Referências e sugestões adicionais de leitura:
Haraway, Donna (2008), When Species Meet. Minneapolis & London: University Minnesota Press.
Kloppenburg, Jack Ralph (2004), First the seed: the political economy of plant biotechnology. London: The University of Wisconsin Press. [2.nd ed.]
Santos, Boaventura de Sousa (2006), A Gramática do tempo: para uma nova cultura política (Para um novo senso comum. A ciência, o direito e a política na transição paradigmática, Volume IV). Porto: Edições Afrontamento.

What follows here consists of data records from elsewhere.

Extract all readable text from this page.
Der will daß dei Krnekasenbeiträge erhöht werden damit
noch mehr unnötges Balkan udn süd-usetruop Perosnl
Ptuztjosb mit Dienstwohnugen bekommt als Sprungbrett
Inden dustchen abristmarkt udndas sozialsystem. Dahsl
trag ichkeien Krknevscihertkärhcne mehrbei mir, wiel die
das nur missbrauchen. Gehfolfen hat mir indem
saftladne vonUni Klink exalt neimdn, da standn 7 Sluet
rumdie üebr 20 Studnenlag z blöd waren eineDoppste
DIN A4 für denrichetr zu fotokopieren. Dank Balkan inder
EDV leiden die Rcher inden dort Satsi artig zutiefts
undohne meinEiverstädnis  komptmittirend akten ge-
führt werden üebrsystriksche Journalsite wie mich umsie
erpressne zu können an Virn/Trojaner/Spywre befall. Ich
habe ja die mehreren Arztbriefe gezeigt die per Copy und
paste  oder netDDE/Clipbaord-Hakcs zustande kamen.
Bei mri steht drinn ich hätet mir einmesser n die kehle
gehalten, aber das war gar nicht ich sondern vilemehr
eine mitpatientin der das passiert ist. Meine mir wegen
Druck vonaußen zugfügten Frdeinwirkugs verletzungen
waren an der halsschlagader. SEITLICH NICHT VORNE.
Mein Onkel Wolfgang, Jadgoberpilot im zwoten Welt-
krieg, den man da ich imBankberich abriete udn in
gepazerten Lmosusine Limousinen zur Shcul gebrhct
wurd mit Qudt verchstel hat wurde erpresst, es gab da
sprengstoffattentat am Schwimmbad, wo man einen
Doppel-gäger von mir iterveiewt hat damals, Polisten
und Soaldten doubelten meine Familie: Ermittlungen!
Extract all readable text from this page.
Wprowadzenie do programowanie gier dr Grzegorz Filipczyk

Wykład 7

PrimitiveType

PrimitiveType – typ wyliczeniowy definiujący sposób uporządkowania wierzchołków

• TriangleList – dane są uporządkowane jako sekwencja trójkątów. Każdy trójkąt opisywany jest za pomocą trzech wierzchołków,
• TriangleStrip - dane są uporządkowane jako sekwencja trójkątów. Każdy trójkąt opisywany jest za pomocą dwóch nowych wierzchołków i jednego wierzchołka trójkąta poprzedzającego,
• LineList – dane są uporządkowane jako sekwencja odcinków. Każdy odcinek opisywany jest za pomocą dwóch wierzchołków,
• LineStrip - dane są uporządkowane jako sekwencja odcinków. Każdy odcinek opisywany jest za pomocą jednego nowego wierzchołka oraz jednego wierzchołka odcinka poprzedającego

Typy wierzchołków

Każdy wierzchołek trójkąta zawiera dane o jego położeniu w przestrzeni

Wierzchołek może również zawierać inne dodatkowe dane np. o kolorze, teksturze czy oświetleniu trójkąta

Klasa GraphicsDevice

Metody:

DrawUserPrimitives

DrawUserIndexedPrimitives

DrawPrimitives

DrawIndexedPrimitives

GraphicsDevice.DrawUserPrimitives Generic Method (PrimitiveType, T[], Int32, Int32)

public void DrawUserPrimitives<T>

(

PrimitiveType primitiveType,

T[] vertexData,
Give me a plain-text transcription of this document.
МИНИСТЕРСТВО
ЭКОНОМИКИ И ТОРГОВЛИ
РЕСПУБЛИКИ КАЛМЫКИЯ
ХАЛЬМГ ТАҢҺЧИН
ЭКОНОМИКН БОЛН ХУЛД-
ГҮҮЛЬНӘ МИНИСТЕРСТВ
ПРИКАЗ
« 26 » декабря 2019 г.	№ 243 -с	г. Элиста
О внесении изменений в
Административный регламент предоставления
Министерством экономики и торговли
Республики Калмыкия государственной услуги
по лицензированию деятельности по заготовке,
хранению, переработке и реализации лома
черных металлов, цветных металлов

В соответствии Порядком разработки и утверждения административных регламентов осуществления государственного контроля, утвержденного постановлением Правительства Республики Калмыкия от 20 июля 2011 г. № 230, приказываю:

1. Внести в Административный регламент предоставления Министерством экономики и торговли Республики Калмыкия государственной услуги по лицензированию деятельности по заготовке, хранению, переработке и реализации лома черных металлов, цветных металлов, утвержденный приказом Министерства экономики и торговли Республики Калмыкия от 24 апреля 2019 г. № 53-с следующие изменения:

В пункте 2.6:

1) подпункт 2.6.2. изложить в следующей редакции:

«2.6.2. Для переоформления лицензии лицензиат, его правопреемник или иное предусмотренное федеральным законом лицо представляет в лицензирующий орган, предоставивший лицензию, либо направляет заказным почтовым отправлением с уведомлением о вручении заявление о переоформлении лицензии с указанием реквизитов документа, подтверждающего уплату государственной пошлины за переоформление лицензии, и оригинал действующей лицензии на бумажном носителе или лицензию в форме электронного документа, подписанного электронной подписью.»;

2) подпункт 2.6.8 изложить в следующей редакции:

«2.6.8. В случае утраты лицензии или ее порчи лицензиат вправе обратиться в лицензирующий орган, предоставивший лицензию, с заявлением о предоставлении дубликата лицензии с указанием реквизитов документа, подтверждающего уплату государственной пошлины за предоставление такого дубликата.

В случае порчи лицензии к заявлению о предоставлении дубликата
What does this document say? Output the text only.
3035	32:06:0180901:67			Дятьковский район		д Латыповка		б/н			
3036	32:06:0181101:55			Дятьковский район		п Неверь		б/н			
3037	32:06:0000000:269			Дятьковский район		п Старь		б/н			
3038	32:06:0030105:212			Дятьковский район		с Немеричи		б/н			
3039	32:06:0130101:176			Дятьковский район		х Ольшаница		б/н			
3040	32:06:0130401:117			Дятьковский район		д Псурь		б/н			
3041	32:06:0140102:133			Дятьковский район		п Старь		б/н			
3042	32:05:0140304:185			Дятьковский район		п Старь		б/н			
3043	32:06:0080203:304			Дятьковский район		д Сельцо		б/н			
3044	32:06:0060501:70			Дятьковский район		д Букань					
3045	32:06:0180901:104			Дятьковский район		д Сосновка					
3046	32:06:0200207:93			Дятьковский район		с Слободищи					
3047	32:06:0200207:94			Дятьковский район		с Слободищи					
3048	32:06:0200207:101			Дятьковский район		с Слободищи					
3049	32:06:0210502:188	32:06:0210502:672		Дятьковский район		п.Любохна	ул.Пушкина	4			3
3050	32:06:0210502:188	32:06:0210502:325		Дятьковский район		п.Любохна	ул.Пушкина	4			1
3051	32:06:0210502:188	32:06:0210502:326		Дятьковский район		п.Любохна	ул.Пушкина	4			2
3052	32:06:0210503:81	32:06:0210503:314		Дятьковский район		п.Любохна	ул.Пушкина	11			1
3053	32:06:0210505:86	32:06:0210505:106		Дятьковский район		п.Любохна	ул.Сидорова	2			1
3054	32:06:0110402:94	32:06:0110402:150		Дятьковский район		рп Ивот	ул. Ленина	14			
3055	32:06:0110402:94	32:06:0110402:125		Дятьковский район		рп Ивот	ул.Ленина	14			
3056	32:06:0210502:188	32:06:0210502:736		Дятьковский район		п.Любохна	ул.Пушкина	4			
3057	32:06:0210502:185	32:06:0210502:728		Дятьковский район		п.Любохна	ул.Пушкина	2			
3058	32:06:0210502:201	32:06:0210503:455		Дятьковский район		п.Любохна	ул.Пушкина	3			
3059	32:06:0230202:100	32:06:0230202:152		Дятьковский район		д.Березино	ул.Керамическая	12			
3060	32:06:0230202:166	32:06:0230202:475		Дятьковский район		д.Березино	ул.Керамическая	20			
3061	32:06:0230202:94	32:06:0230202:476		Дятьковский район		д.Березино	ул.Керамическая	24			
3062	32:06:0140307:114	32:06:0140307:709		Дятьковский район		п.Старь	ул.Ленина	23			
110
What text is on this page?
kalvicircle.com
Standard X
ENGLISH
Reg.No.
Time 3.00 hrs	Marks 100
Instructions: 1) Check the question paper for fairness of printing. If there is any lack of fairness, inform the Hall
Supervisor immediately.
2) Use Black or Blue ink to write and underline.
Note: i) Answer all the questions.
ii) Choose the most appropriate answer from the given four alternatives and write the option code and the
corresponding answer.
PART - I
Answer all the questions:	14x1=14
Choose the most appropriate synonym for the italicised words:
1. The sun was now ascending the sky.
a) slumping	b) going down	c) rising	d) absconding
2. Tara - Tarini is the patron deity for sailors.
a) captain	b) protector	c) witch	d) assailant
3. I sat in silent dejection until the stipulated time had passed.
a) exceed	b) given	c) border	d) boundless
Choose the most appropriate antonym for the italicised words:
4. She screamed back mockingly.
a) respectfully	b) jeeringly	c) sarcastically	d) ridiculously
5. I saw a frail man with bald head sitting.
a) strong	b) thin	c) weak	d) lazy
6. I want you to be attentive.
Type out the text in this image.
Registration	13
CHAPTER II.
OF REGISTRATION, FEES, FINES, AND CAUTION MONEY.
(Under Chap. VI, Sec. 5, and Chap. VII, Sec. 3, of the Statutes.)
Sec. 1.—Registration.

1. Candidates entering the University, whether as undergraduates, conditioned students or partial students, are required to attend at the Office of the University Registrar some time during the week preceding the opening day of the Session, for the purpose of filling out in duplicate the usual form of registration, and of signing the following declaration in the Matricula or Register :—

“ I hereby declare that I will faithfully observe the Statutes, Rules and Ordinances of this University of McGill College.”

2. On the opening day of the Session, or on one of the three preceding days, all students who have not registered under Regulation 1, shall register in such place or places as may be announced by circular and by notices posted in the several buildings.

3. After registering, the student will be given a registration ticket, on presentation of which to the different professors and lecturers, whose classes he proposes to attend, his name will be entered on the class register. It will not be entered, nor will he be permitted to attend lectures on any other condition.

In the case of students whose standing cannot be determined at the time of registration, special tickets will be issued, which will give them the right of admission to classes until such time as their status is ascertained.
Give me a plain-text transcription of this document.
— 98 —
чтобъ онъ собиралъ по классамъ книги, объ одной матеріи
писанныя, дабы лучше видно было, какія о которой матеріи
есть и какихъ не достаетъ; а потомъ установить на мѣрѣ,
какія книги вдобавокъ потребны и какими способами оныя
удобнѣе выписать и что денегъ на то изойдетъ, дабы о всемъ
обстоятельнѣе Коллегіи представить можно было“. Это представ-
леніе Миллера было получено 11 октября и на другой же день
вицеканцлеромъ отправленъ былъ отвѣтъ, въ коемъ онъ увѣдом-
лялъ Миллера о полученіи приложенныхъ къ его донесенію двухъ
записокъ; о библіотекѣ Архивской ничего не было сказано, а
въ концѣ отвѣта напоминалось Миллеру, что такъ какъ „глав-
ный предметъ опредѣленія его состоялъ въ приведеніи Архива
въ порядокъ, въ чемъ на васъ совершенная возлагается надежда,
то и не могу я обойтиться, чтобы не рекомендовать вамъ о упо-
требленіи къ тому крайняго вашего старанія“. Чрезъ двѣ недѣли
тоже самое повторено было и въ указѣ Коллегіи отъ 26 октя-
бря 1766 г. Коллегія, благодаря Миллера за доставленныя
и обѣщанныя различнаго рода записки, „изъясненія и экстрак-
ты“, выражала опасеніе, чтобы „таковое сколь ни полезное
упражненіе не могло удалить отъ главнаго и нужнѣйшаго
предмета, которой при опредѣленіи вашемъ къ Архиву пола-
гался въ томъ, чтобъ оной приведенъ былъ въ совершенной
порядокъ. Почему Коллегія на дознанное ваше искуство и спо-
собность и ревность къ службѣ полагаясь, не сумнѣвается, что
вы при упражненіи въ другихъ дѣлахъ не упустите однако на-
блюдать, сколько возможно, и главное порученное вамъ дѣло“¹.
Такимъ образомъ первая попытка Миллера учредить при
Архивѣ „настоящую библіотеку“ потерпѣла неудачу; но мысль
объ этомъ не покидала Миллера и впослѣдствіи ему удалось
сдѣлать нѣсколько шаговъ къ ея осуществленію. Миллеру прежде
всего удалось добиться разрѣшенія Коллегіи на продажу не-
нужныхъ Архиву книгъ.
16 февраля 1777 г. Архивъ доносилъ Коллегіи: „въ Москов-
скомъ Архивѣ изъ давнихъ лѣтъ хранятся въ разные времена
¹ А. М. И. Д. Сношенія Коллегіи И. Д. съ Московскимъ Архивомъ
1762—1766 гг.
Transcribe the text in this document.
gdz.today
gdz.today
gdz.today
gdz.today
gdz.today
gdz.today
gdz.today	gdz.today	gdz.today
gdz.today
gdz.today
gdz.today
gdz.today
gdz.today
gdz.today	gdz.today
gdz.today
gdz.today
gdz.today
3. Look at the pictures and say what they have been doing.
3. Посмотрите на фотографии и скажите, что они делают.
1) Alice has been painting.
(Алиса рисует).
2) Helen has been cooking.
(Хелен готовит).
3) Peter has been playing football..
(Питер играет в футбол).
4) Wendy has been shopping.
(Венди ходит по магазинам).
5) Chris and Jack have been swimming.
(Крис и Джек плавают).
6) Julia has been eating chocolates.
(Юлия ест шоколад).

Shiva, Vandana (1997), The violence of the Green Revolution: Third World agriculture, ecology and politics. London: Zed Books.

 

Irina Castro é investigadora júnior do Centro de Estudos Sociais da Universidade de Coimbra, núcleo Economia, Ciência e Sociedade. É doutoranda no programa “Governação, conhecimento e inovação” da Faculdade de Economia, da Universidade de Coimbra, com bolsa financiada pela FCT (SFRH/BD/117707/2016).